Not since Mark Knopfler sidled onto MTV among a cast of badly animated characters has someone so effortlessly boasted about getting money for nothing. It’s a common feature of Coren columns: Hinting at how much cash he receives for the simple act of being Giles Coren.
But it’s the opening line of that piece that’s most revealing…
I’m afraid I can’t bring myself to have kittens about anything this week because… I’ve got kittens. Most days, I can have kittens about anything for the purposes of covering a few hundred words…
That’s most columnists’ “craft” neatly summed up. For 28 years, Giles Coren has been handsomely paid to pretend to care about something three times a week. Is it any wonder he has to turn to tales of his cat at least once a year?
Along with appearances in the podcast, Mo Tenzing turned up again in October last year, when Walker wrote about the cat’s long absence and period living with someone else entirely — The Corens’ Burmese cross was the George Clooney of cats. Then he went missing...
The Londoner diary column in The Evening Standard had already run with ‘thrilling’ anecdote about tracking down Tenzing via a letter from the electronic tag company in September 2020. But the Corens could still get some copy out of it. If you’re reeling from The Line of Duty finale’s relative lack of drama, get yourself some high stakes action here as Walker recounts Mo’s discovery:
Then the bombshell: Miranda claimed she had taken Mo to our vet, the one with the poster of Mo in the window. She said they scanned his microchip and because he wasn’t registered as missing she was free to take him home – moreover, they told her to call PETtrac to change Mo’s name and keeper.

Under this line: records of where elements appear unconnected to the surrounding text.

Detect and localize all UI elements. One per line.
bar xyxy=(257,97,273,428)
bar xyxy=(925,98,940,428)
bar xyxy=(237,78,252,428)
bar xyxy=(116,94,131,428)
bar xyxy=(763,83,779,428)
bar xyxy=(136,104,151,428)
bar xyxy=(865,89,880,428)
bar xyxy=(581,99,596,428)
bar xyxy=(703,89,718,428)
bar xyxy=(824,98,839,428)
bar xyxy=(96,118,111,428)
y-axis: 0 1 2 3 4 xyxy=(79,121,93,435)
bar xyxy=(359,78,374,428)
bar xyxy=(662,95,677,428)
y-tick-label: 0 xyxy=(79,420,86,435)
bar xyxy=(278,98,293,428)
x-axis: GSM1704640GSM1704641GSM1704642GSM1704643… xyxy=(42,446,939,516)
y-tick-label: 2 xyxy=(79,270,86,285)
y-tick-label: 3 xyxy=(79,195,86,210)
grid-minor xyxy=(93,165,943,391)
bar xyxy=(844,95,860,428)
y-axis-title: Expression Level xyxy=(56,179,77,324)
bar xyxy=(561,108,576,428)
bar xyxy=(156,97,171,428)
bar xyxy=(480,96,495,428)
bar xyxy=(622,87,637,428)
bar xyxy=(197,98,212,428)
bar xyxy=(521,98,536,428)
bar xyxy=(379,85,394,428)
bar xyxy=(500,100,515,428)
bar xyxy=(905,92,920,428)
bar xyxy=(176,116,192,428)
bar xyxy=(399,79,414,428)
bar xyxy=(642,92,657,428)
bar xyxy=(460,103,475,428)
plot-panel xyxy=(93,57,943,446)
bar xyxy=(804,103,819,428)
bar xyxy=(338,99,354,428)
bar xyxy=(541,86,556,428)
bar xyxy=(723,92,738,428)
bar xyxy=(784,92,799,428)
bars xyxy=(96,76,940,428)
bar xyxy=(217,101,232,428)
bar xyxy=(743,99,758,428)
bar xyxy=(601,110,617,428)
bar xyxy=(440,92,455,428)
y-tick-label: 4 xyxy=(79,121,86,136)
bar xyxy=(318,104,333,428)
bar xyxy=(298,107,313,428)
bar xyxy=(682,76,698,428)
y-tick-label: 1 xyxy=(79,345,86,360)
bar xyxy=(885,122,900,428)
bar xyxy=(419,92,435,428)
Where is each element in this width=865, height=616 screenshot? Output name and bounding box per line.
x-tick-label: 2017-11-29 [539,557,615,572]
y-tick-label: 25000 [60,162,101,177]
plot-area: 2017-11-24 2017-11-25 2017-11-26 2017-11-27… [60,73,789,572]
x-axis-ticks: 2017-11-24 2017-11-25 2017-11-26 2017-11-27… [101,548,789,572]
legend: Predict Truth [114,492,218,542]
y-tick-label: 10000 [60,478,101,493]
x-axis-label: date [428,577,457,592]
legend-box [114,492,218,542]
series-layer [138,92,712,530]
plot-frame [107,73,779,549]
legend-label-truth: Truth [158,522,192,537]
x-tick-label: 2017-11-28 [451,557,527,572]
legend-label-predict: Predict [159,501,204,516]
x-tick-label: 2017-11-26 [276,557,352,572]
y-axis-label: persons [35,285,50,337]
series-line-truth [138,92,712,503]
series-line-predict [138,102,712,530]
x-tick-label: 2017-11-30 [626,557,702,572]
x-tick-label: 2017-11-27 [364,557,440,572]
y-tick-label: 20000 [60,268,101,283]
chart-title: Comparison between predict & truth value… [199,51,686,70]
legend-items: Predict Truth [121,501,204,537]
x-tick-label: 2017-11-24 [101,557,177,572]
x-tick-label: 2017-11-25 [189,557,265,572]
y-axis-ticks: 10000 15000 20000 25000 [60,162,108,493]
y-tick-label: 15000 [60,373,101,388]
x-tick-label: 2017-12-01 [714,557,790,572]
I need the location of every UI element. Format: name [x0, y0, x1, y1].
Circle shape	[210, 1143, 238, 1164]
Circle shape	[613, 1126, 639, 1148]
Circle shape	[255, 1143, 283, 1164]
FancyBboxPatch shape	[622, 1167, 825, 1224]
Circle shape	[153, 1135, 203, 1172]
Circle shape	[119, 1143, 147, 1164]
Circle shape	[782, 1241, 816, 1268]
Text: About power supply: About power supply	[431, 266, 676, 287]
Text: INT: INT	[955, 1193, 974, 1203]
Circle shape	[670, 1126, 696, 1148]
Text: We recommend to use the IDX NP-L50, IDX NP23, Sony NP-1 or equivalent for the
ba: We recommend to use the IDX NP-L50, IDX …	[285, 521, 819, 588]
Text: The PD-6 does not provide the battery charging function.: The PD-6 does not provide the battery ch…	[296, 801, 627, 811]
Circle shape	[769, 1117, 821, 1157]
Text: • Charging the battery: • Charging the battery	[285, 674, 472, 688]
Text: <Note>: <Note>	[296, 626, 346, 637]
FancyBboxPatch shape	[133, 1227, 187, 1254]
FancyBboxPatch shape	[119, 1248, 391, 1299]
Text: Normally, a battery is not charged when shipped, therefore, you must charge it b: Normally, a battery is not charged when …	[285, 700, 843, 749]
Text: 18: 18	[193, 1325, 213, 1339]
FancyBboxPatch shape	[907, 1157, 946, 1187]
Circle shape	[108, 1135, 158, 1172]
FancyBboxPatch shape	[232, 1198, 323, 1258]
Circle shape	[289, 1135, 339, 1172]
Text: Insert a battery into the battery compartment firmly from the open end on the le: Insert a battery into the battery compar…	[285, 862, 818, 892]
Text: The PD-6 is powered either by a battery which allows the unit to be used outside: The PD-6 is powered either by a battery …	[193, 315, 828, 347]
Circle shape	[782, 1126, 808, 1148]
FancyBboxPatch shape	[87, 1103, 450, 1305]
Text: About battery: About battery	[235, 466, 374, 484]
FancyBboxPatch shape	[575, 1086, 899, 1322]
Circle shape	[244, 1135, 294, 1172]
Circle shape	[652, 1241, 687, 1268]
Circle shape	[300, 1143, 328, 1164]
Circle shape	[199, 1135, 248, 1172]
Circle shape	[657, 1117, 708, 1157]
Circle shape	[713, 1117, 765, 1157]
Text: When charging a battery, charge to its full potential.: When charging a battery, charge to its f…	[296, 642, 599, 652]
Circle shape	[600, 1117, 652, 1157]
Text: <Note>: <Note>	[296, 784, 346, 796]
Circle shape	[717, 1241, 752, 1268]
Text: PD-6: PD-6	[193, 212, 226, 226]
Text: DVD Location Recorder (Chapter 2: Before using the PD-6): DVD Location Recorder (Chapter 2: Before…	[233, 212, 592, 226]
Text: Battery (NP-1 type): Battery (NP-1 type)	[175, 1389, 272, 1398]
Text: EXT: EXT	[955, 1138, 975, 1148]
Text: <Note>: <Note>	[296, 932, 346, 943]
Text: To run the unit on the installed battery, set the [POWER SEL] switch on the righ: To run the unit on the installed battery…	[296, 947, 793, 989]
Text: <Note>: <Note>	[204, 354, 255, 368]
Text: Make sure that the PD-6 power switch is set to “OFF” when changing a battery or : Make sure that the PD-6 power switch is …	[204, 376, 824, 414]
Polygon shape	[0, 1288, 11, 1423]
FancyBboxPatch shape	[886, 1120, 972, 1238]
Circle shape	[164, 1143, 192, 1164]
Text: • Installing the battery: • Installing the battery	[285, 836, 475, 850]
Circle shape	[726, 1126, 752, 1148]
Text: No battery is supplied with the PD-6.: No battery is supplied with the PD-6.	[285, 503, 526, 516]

Giles and I looked at each other in stunned silence. But, but, but… What if an owner didn’t know to register their pet as missing? What if it is taken in and rehomed before the owners decide they are not on an extended walkabout?
Bombshell!
On the current timescale, we can expect another Coren/Walker missive about their cat within 6 months. On the plus side, it’s better than Coren’s piece on how his holiday with his three-year-old daughter was “insanely romantic, in some ways even the sexiest holiday, that I’ve ever had” or the time he wrote in Esquire that his then-four-year-old son “[had] an arse on him like Vanessa Feltz and a full-frontal presentation at bath time that puts one in mind of a Gavin and Stacey-era James Corden.”
Unlike his children, the cats are never going to read their owner’s back catalogue of cruel and unusual columns. However, it seems like there’s no awful word or deed that will save Times readers from another 20-odd years of Giles Coren. Imagine how lazy he’ll be by that point. How many more cats will he need to buy?